TITLE

Structure and Evolution of Rainfall in Numerically Simulated Landfalling Hurricanes

AUTHOR(S)
Kimball, Sytske K.
PUB. DATE
October 2008
SOURCE
Monthly Weather Review;Oct2008, Vol. 136 Issue 10, p3822
SOURCE TYPE
Academic Journal
DOC. TYPE
Article
ABSTRACT
Using an idealized landfalling model hurricane, the impact of different land surface characteristics on hurricane rainfall distribution before, during, and after landfall is investigated. Before landfall, maximum rainfall occurs on the right side of the storm track as a result of dry air intrusion from both the environmental flow behind the vortex and the land surface ahead of the vortex. These sources of dry air combine to destabilize the right side and stabilize the left side of the storm. Upon landfall, the rainfall maximum shifts to the left of the storm track over land, near the coast. Increased friction over land drives a region of convergence in the entire front half of the storm. While mean rainfall rates decrease, localized areas of large rainfall accumulations may occur as a result of this frictional forcing. Over land, the rainfall area broadens and mean rainfall rates decrease. No differences are detected in inner-core rainfall rates between cases, but outer-core rainfall rates and rainfall coverage increase with moister land surfaces.

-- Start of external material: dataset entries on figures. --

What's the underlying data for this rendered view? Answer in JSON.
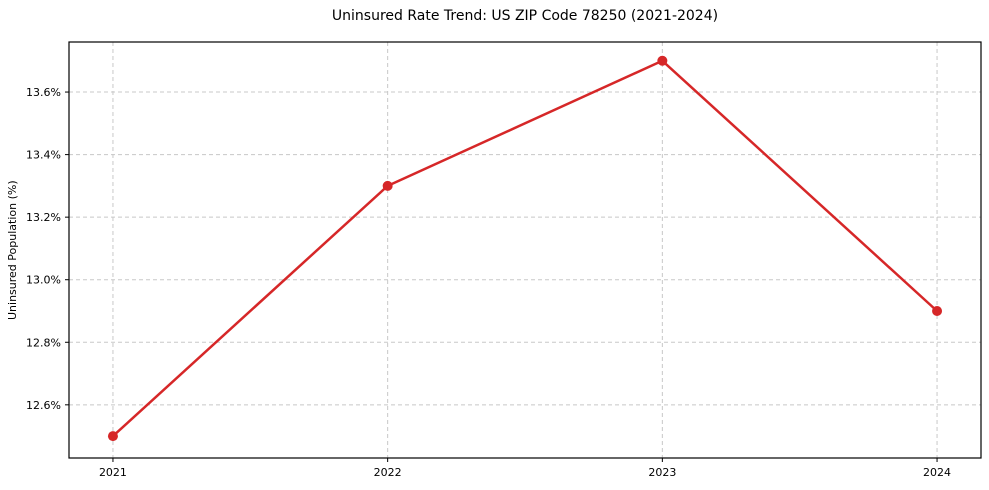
{
  "chart_data": {
    "type": "line",
    "title": "Uninsured Rate Trend: US ZIP Code 78250 (2021-2024)",
    "xlabel": "",
    "ylabel": "Uninsured Population (%)",
    "x": [
      2021,
      2022,
      2023,
      2024
    ],
    "x_tick_labels": [
      "2021",
      "2022",
      "2023",
      "2024"
    ],
    "y_ticks": [
      12.6,
      12.8,
      13.0,
      13.2,
      13.4,
      13.6
    ],
    "y_tick_labels": [
      "12.6%",
      "12.8%",
      "13.0%",
      "13.2%",
      "13.4%",
      "13.6%"
    ],
    "series": [
      {
        "name": "Uninsured Rate",
        "values": [
          12.5,
          13.3,
          13.7,
          12.9
        ],
        "color": "#d62728"
      }
    ],
    "xlim": [
      2020.84,
      2024.16
    ],
    "ylim": [
      12.43,
      13.76
    ],
    "grid": true,
    "legend_position": "none",
    "grid_color": "#c8c8c8",
    "axis_color": "#000000",
    "background": "#ffffff",
    "line_width": 2.5,
    "marker_radius": 5
  }
}
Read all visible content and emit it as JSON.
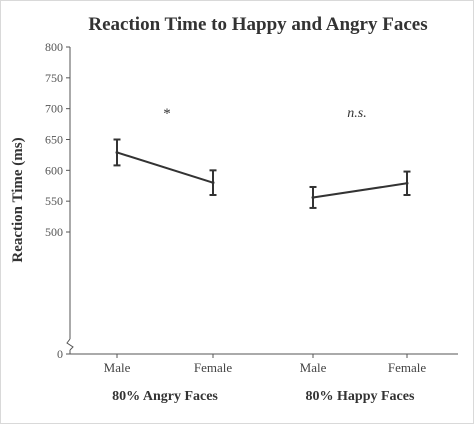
{
  "chart_data": {
    "type": "line",
    "title": "Reaction Time to Happy and Angry Faces",
    "ylabel": "Reaction Time (ms)",
    "xlabel": "",
    "ylim": [
      0,
      800
    ],
    "yticks": [
      0,
      500,
      550,
      600,
      650,
      700,
      750,
      800
    ],
    "axis_break": true,
    "grid": false,
    "groups": [
      {
        "label": "80% Angry Faces",
        "categories": [
          "Male",
          "Female"
        ],
        "values": [
          629,
          580
        ],
        "error": [
          21,
          20
        ],
        "annotation": "*"
      },
      {
        "label": "80% Happy  Faces",
        "categories": [
          "Male",
          "Female"
        ],
        "values": [
          556,
          579
        ],
        "error": [
          17,
          19
        ],
        "annotation": "n.s."
      }
    ]
  }
}
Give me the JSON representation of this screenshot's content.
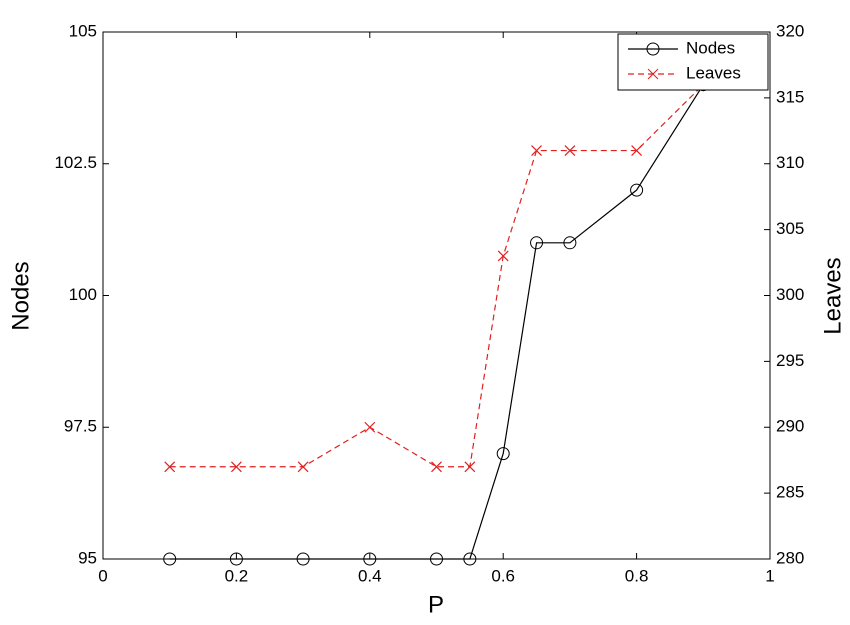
{
  "chart_data": {
    "type": "line",
    "x_label": "P",
    "y_label": "Nodes",
    "y2_label": "Leaves",
    "x": [
      0.1,
      0.2,
      0.3,
      0.4,
      0.5,
      0.55,
      0.6,
      0.65,
      0.7,
      0.8,
      0.9
    ],
    "series": [
      {
        "name": "Nodes",
        "color": "#000000",
        "marker": "circle",
        "dash": "solid",
        "axis": "y",
        "values": [
          95,
          95,
          95,
          95,
          95,
          95,
          97,
          101,
          101,
          102,
          104
        ]
      },
      {
        "name": "Leaves",
        "color": "#e02020",
        "marker": "x",
        "dash": "dashed",
        "axis": "y2",
        "values": [
          287,
          287,
          287,
          290,
          287,
          287,
          303,
          311,
          311,
          311,
          316
        ]
      }
    ],
    "xlim": [
      0,
      1
    ],
    "xticks": [
      0,
      0.2,
      0.4,
      0.6,
      0.8,
      1
    ],
    "ylim": [
      95,
      105
    ],
    "yticks": [
      95,
      97.5,
      100,
      102.5,
      105
    ],
    "y2lim": [
      280,
      320
    ],
    "y2ticks": [
      280,
      285,
      290,
      295,
      300,
      305,
      310,
      315,
      320
    ],
    "grid": false,
    "legend": "top-right"
  }
}
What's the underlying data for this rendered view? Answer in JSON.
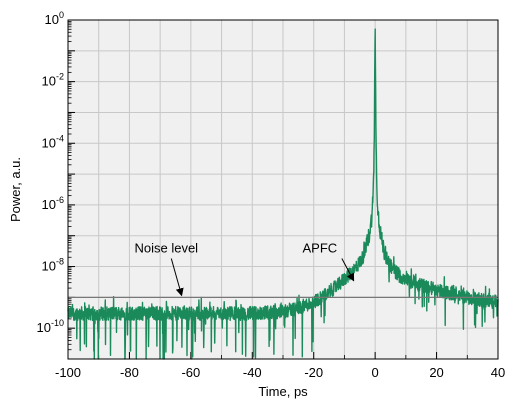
{
  "chart_data": {
    "type": "line",
    "title": "",
    "xlabel": "Time, ps",
    "ylabel": "Power, a.u.",
    "xlim": [
      -100,
      40
    ],
    "ylim_log10": [
      -11,
      0
    ],
    "yscale": "log",
    "grid": true,
    "background_color": "#f0f0f0",
    "grid_color": "#c8c8c8",
    "line_color": "#1a8a5a",
    "noise_level_color": "#777777",
    "x_ticks": [
      -100,
      -80,
      -60,
      -40,
      -20,
      0,
      20,
      40
    ],
    "x_tick_labels": [
      "-100",
      "-80",
      "-60",
      "-40",
      "-20",
      "0",
      "20",
      "40"
    ],
    "y_major_ticks": [
      {
        "exp": 0,
        "base": "10",
        "sup": "0"
      },
      {
        "exp": -2,
        "base": "10",
        "sup": "-2"
      },
      {
        "exp": -4,
        "base": "10",
        "sup": "-4"
      },
      {
        "exp": -6,
        "base": "10",
        "sup": "-6"
      },
      {
        "exp": -8,
        "base": "10",
        "sup": "-8"
      },
      {
        "exp": -10,
        "base": "10",
        "sup": "-10"
      }
    ],
    "noise_level": 1e-09,
    "series": [
      {
        "x": [
          -100,
          -90,
          -80,
          -70,
          -60,
          -50,
          -40,
          -30,
          -25,
          -20,
          -15,
          -12,
          -10,
          -8,
          -6,
          -4,
          -3,
          -2,
          -1.5,
          -1,
          -0.6,
          -0.3,
          0,
          0.3,
          0.6,
          1,
          1.5,
          2,
          3,
          4,
          6,
          8,
          10,
          12,
          15,
          20,
          25,
          30,
          35,
          40
        ],
        "y": [
          3e-10,
          3e-10,
          3e-10,
          3e-10,
          3e-10,
          3e-10,
          3e-10,
          3.5e-10,
          4.5e-10,
          7e-10,
          1.5e-09,
          2.5e-09,
          4e-09,
          6e-09,
          1e-08,
          2e-08,
          4e-08,
          1e-07,
          2e-07,
          5e-07,
          3e-06,
          0.0001,
          1,
          0.0001,
          3e-06,
          5e-07,
          2e-07,
          8e-08,
          3e-08,
          1.5e-08,
          8e-09,
          5e-09,
          4e-09,
          3e-09,
          2.5e-09,
          1.8e-09,
          1.3e-09,
          1e-09,
          8e-10,
          7e-10
        ]
      }
    ],
    "annotations": [
      {
        "text": "Noise level",
        "x": -68,
        "y": 1e-08,
        "arrow_to": {
          "x": -63,
          "y": 1e-09
        }
      },
      {
        "text": "APFC",
        "x": -18,
        "y": 1e-08,
        "arrow_to": {
          "x": -7,
          "y": 3e-09
        }
      }
    ]
  }
}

Hence, significant differences in rainfall accumulations occur depending on moisture availability of the land surface. Since reconnaissance planes cannot fly over land, forecasters are often forced to make extrapolations from reconnaissance data over water. They should take extreme caution in doing so, since rainfall distributions may change suddenly upon landfall as different forcing mechanisms take over.